Konya Gezi Rehberi

Bu içerik en son 24.01.2024 22:02 tarihinde güncellenmiştir.

Türkiye'nin en büyük yüz ölçümüne sahip şehirlerinden birisi olan Konya, İç Anadolu Bölgesi'nde yer almaktadır. Tarihi ve kültürel zenginlikleriyle turistlerin ilgisini çeken bir şehir olan Konya'nın tarihi, MÖ 3000'lere kadar uzanıyor. Hititler, Frigler, Lidyalılar, Persler, İskender gibi farklı medeniyetlere ev sahipliği yapan Konya'nın en önemli tarihi dönemi, Selçuklu devrinde yaşanmıştır. Selçuklu Devleti'nin başkenti olan Konya, o dönemde büyük bir kültür ve sanat merkezi haline gelmiştir. Bu dönemden kalan Alaaddin Camii, Karatay Medresesi, İnce Minareli Medrese gibi yapılar hala ayakta durmaktadır ve turistler tarafından ziyaret edilmektedir. Ayrıca Konya, Mevlana Celaleddin Rumi'nin yaşadığı ve öldüğü yer olarak da tarihe geçmiştir.

Konya Nerededir?

Konya, Türkiye'nin İç Anadolu Bölgesi'nde konumlanan ve Ankara, Mersin, Aksaray, Niğde, Karaman, Antalya, Isparta, Afyon ve Eskişehir gibi şehirlerle komşu olan bir şehirdir. Tuz Gölü, Türkiye'nin ikinci büyük gölüdür ve tamamen Konya sınırları içerisinde yer almaktadır. Beyşehir Gölü ise Konya-Isparta sınırında, Akşehir Gölü ise Konya-Afyon sınırında bulunmaktadır.

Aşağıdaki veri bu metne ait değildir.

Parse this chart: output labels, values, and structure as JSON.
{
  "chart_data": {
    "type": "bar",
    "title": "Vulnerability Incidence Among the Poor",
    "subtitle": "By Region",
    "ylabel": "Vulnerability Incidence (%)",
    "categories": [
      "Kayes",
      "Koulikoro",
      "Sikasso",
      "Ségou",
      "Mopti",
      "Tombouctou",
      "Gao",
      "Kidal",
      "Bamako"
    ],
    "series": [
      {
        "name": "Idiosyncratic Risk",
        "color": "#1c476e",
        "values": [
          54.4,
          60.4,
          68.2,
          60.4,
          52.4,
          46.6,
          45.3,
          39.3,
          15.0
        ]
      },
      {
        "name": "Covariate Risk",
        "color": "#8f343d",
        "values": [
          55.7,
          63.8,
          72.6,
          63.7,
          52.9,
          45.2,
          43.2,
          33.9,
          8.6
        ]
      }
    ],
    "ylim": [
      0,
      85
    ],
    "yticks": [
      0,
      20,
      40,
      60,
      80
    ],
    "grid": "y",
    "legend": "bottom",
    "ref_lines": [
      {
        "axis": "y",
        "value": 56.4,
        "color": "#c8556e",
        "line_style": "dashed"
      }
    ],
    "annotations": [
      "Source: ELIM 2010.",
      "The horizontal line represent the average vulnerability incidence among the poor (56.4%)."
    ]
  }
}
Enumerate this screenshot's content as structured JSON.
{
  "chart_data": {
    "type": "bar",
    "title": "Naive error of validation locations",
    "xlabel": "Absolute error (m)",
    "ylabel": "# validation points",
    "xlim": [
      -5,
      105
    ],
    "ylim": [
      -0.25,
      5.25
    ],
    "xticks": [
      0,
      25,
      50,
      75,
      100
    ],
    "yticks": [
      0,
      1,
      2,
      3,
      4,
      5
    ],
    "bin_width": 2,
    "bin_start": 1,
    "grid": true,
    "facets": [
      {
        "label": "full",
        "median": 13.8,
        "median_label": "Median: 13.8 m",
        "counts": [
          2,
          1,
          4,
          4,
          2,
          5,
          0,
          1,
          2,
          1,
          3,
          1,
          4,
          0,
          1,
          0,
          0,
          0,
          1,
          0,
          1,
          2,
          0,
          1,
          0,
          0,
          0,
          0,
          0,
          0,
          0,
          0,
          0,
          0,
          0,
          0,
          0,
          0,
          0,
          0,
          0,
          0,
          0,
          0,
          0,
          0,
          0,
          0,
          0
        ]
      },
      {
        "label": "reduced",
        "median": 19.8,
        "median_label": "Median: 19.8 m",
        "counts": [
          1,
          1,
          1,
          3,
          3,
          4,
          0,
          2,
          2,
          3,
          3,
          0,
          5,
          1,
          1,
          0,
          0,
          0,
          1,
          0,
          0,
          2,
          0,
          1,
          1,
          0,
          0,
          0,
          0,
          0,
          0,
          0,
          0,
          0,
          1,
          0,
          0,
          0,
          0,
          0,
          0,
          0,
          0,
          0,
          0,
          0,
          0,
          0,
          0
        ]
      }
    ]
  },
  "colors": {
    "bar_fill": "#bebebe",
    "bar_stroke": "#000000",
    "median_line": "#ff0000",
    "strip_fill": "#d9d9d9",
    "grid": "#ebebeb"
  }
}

Konya, İç Anadolu Bölgesi'nin iklimine sahip olduğundan dolayı doğal güzellikleri ve tarihi mekanlarıyla turistlerin uğrak noktasıdır. Şehir her yıl pek çok yerli ve yabancı turisti ağırlamaktadır. Ayrıca ziyaretçilerin keyif alabilecekleri eğlenceli aktiviteler de mevcuttur.

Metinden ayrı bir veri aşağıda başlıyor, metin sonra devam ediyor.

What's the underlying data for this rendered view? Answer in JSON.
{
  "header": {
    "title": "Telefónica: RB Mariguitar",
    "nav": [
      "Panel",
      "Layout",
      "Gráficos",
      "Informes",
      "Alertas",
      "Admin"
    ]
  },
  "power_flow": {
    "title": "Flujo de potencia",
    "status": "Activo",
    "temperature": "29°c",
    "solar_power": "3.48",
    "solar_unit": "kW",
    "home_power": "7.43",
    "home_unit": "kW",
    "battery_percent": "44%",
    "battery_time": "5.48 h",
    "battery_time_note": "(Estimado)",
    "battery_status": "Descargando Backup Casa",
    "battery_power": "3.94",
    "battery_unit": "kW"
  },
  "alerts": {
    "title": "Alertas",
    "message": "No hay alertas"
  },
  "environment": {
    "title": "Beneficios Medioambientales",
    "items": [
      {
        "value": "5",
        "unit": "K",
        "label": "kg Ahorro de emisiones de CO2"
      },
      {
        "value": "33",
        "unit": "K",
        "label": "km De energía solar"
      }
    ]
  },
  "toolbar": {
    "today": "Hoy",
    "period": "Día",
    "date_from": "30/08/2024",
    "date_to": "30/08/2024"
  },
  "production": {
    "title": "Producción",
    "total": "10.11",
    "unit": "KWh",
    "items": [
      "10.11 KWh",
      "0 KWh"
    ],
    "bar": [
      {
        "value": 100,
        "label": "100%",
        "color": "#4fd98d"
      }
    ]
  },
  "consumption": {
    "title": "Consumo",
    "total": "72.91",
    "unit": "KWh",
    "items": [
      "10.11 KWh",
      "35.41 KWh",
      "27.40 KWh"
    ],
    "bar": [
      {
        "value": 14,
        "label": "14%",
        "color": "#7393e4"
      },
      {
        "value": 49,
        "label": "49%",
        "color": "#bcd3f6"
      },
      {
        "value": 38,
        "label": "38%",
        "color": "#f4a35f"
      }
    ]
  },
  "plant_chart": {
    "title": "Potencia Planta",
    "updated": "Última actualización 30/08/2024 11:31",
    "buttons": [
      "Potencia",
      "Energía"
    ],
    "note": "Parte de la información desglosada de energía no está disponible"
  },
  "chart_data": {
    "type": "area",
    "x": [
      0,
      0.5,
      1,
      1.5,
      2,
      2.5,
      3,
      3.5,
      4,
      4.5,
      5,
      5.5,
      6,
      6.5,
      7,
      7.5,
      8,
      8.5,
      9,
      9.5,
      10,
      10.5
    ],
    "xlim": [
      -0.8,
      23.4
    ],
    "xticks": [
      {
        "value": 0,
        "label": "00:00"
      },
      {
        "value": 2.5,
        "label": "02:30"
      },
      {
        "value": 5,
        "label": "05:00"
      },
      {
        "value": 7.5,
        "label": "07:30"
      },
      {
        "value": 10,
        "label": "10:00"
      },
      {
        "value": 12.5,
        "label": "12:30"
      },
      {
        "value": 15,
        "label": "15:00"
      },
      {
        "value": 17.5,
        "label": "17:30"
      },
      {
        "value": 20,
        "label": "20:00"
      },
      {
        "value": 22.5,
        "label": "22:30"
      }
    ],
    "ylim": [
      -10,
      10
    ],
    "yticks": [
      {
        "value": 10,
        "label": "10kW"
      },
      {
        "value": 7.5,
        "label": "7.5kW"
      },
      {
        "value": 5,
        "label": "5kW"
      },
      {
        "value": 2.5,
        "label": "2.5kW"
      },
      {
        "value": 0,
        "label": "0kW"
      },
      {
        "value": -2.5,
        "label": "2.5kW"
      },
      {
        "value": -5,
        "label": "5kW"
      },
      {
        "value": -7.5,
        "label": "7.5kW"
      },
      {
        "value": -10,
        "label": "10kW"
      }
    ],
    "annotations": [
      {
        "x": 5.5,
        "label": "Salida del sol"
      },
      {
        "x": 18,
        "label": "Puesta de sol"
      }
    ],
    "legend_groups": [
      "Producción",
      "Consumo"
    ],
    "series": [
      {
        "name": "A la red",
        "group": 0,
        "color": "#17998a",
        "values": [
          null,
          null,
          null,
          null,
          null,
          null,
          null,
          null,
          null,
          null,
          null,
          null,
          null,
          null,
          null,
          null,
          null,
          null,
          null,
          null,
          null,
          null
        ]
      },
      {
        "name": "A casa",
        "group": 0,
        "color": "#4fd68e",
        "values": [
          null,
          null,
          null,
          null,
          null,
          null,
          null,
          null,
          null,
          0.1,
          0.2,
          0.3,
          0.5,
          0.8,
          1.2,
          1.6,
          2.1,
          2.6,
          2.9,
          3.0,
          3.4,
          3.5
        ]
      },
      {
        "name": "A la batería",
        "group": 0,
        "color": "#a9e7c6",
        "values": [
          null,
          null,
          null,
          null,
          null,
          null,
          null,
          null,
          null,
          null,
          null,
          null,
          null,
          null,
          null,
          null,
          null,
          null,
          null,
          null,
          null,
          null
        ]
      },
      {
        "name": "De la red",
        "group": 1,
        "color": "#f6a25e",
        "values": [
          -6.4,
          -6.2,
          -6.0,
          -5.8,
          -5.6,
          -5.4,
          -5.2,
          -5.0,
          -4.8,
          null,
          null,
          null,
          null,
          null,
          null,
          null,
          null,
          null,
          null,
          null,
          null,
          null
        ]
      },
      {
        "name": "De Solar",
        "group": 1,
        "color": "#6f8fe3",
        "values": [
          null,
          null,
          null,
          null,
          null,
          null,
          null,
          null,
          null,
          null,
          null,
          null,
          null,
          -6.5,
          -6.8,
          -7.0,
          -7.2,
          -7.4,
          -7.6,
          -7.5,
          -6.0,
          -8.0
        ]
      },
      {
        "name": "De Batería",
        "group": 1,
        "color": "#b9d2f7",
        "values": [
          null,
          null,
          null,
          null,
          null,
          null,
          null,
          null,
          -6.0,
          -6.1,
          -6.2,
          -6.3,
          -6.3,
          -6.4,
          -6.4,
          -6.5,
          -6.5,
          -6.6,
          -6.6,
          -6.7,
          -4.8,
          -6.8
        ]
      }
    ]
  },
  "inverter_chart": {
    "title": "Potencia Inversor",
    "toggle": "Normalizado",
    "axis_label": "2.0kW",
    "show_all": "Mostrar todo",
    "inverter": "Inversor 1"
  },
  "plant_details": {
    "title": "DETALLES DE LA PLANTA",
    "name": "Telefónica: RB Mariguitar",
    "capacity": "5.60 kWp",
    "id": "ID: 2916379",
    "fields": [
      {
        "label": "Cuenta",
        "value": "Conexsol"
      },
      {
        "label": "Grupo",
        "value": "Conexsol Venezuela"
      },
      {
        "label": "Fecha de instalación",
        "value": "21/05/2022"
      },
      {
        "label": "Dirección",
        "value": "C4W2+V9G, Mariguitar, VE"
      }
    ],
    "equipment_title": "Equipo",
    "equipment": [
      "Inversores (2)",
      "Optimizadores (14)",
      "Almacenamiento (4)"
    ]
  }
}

Konya, ülkenin merkezi konumunda olduğundan dolayı ulaşım olanakları oldukça fazladır. Özel aracınızla kolaylıkla ulaşabileceğiniz gibi otobüs, uçak veya trenle de ulaşım sağlayabilirsiniz.

— Reklam —

Konya'ya Nasıl Gidilir?

Konya'ya seyahat etmek için havayolu, otobüs, tren veya özel araç kullanabilirsiniz. Havayolu ile seyahat etmek isterseniz, Konya Havalimanı'na ulaşım sağlayabilirsiniz. Bilet fiyatları kalkış noktanıza göre değişebilir ve havalimanına vardıktan sonra şehir merkezine Havaş servislerini kullanarak veya taksileri tercih ederek kısa sürede ulaşabilirsiniz.

Otobüsle seyahat etmek de oldukça kolaydır. Birçok şehirden Konya'ya sefer düzenlenmektedir.

Tren yolculuğu yapmak isteyenler ise Toros Ekspresi veya İç Anadolu Mavi Treni seçeneklerinden yararlanabilirler. Adana, Mersin, Niğde, Konya ve Karaman gibi şehirlerden geçen Toros Ekspresi, Ankara-Konya arasında hizmet veren Yüksek Hızlı Tren ve İstanbul Pendik Tren İstasyonu'ndan kalkan YHT ile Konya Gar'a ulaşabilirsiniz.

Özel araç kullanarak da Konya'ya gitmek mümkündür. Konforlu yollar sayesinde rahatlıkla gerçekleşen seyahatiniz için navigasyon uygulamalarından faydalanabilirsiniz.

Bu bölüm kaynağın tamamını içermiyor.